Chromium (Cr) is a metal found in a ubiquitous fashion amongst soil, water, and air (Gropper, Smith, & Carr, 2018). Several oxidized states of Cr exist, however, researchers consider Cr3+ the most biologically relevant form (Vincent & Lukaski, 2018). Cr3+, also known as trivalent chromium, is the most stable of the oxidized forms often bound to sulfur, oxygen, and nitrogen and is thought to enhance the effects of insulin (Vincent & Lukaski, 2018). As such, the following will consider the same.

Cr3+can be found in foods such as meats and grains though Grooper et al. (2018) indicated that there is variability among food groups. Some spices also contain Cr3+such as cinnamon, turmeric, bay leaves, and cloves in addition to multivitamins (Gropper et al., 2018). It is thought that Cr3+ potentiates the action of insulin though the mechanism remains unclear. Researchers postulate that Cr3+ binds with an oligopeptide; a substance made of glycine, cysteine, and aspartate also known as apochromodulin (Gropper et al., 2018). Once four Cr3+ ions bind with apochromodulin, the subsequent and newly formed complex called chromodulin; a substance which enhances kinase activity within a cell after insulin has attached to the cellular receptor.

Enhancing kinase activity within a cell is important since kinase facilitates movement of GLUT 4 transporters towards the membrane surface (Gropper et al, 2018. Such translocation is essential as GLUT 4 transporters are responsible to attaching to, and moving glucose into the cell for metabolism and energy production. Additionally, some research on cells suggested that different forms of chromodulin have been shown to increase insulin gene expression thereby increasing insulin sensitivity. However, Cr3+supplementation has had conflicting results (Gropper et al. 2018).

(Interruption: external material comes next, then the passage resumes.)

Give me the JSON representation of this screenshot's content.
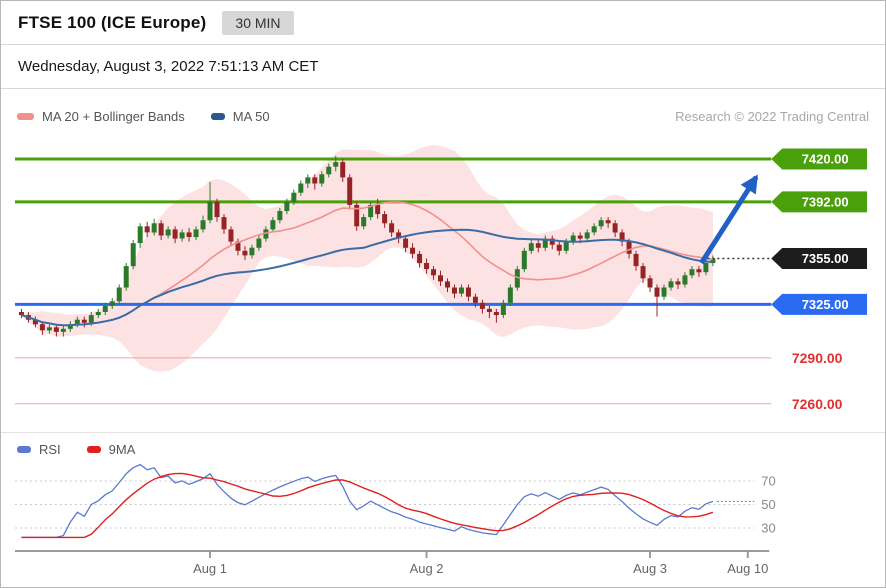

Vincent and Lukaski (2018) indicated that measuring levels of Cr3+ also poses challenges as there are no agreed upon biomarkers of Cr3+ status. Despite limitations, adequate intakes of Cr3+ is recommended to be 35 µgand 25 µgup to 50 years of age for men and women, respectively (Gropper et al. 2018). Furthermore, Vincent and Lukaski (2018) stated that there were no definitive symptoms of Cr3+ deficiency, and that studies which did assess deficiency and its relationship to insulin resistance were limited (i.e., 10 case studies).

In conclusion, Cr3+ appears to help increase insulin sensitivity. However, mechanisms behind said improvements remain unclear. Furthermore, it remains uncertain if Cr3+ is a natural metal in food; Vincent and Lukaski (2018) indicated that said levels in food might be from processing of food in stainless steel equipment. Ultimately more research is required to determine influence of food processing on Cr3+ content in addition to understanding the mechanisms behind Cr3+ and insulin sensitivity.

References

Gropper, S. S., Smith, J. L., & Carr, T. P. (2018). Advanced nutrition and human metabolism (7thed.). Boston, MA: Cengage Learning.

Vincent, J. B., & Lukaski, L. C. (2018). Chromium. Advances in Nutrition, 9(4), 505-506.